Masyarakat kedua negara harus dapat berkunjung secara leluasa untuk memperkuat kerja sama diplomatik dan ekonomi, serta meningkatkan pertukaran secara menyeluruh, termasuk pertukaran budaya antara Korea dan Indonesia yang memiliki hubungan special strategic partnership.
Dengan peningkatan aksesibilitas melalui OSA, perusahaan-perusahaan Korea bisa memperluas investasi mereka dalam bidang inti, seperti ekosistem EV dan proyek IKN. Selain itu, lebih banyak bintang K-Pop juga dapat mengunjungi Indonesia.
Setiap tahun, rata-rata 300 ribu warga Indonesia mengunjungi Korea untuk liburan dan bekerja, dan sistem OSA akan membantu kunjungan mereka menjadi lebih nyaman dan mudah.
Terakhir, sistem OSA dapat membantu menurunkan tarif penerbangan. Harga tarif penerbangan dari Incheon ke Bali atau Jakarta saat ini mencapai dua kali lipat dari tarif penerbangan Incheon ke Kuala Lumpur, Malaysia, atau Incheon ke Singapura karena keterbatasan penerbangan.
Malaysia dan Singapura, yang telah menjalin OSA dengan Korea, memberikan manfaat kepada masyarakat dengan mengizinkan perusahaan penerbangan beroperasi, dan di bawah pengaruh persaingan harga, tarif penerbangan bisa ditekan lebih rendah.
Dengan kata lain, manfaat terbesar dari OSA akan dirasakan oleh masyarakat umum kedua negara.
"Jika tarif penerbangan dapat diturunkan, jumlah wisatawan diharapkan meningkat, mendukung pertumbuhan pertukaran manusia dan materi, serta memperdalam hubungan antara kedua negara.
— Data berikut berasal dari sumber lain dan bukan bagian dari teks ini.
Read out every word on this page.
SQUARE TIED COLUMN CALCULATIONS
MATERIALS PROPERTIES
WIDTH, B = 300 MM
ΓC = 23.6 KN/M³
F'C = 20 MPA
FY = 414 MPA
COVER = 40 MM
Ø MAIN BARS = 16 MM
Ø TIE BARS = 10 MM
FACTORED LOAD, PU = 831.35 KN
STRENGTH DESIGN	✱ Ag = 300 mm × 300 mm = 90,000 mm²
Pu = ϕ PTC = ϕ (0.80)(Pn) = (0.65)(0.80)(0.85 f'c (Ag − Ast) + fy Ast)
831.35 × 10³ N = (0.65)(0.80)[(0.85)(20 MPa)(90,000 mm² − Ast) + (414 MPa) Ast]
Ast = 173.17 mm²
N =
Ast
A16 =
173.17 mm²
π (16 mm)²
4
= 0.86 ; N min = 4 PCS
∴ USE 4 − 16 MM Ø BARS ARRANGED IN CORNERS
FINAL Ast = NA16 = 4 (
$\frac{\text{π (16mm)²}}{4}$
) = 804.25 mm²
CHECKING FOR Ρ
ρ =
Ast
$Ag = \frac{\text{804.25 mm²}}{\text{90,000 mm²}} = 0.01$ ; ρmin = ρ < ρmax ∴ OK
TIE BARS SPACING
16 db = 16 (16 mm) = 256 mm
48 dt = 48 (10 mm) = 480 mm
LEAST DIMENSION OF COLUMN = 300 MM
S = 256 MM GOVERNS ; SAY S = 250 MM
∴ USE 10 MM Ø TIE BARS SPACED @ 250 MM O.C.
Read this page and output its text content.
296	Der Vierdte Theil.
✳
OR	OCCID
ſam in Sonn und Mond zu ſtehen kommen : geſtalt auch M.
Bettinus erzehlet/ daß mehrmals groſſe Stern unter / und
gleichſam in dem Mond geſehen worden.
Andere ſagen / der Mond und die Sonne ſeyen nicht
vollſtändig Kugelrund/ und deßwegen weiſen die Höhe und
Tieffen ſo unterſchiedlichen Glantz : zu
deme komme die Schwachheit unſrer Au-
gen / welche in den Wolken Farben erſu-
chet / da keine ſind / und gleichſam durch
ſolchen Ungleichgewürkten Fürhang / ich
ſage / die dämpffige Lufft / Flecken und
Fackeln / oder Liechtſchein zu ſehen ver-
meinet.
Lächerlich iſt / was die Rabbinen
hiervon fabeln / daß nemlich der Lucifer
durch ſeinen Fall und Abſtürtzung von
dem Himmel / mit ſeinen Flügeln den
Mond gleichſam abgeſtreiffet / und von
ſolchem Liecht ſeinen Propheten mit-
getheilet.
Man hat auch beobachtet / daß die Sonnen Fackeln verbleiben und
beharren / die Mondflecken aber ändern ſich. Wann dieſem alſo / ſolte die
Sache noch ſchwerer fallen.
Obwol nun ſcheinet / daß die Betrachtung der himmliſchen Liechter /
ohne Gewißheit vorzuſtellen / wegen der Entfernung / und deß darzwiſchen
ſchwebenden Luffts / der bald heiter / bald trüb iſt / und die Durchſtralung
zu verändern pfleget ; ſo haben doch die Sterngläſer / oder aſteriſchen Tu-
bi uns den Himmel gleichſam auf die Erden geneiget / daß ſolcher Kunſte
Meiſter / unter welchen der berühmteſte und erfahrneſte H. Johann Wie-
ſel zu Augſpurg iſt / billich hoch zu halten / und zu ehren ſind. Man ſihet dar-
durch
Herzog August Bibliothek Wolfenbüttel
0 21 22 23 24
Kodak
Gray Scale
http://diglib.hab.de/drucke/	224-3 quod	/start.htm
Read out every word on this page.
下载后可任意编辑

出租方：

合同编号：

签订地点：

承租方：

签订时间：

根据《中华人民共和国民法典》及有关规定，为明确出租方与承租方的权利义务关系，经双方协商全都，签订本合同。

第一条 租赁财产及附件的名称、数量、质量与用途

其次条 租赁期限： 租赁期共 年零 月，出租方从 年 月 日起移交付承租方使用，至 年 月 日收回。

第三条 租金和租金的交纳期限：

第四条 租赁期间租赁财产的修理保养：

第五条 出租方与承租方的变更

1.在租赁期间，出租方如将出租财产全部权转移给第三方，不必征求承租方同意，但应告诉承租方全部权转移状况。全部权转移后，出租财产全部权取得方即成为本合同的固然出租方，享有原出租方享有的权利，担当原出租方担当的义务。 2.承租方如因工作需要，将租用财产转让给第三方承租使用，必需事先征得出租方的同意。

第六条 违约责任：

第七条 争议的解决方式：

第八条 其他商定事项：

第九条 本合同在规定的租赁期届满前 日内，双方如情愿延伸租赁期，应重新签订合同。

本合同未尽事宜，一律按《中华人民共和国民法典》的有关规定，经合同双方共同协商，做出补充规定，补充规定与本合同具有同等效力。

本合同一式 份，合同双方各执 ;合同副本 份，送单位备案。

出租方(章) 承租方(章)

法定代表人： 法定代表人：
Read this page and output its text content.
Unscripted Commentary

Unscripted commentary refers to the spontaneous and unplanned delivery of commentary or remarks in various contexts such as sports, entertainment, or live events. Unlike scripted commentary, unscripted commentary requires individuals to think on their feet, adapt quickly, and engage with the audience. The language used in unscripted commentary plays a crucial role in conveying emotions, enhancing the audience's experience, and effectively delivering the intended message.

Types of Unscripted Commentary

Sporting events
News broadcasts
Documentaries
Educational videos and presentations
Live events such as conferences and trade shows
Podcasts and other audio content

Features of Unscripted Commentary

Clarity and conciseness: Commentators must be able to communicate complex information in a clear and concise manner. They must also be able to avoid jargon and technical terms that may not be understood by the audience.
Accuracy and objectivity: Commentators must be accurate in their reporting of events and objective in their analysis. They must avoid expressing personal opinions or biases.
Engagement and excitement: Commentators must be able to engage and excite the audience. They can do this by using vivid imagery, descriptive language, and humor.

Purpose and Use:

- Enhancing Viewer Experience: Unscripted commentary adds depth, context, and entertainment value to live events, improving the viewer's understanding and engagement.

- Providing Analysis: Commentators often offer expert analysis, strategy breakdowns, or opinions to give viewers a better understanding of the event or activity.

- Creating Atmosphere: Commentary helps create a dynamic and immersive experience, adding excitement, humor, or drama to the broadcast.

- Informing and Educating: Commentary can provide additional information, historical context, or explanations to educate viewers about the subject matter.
Selain itu, sejak pemberlakuan sistem izin kerja, dalam kurun waktu 10 tahun, sekitar 111 ribu tenaga kerja Indonesia telah bekerja di Korea, sementara saat ini sekitar 34 ribu orang Indonesia bekerja di Korea," paparnya.
Penurunan tarif penerbangan akan meringankan beban pekerja migran Indonesia yang melakukan perjalanan antara Korea dan Indonesia dan sebaliknya.
Indonesia, sebagai negara dengan jumlah penduduk terbanyak keempat di dunia, memiliki potensi tinggi sebagai negara "singa tidur" di Asia, dengan destinasi wisata yang indah dan sering disebut sebagai zamrud khatulistiwa.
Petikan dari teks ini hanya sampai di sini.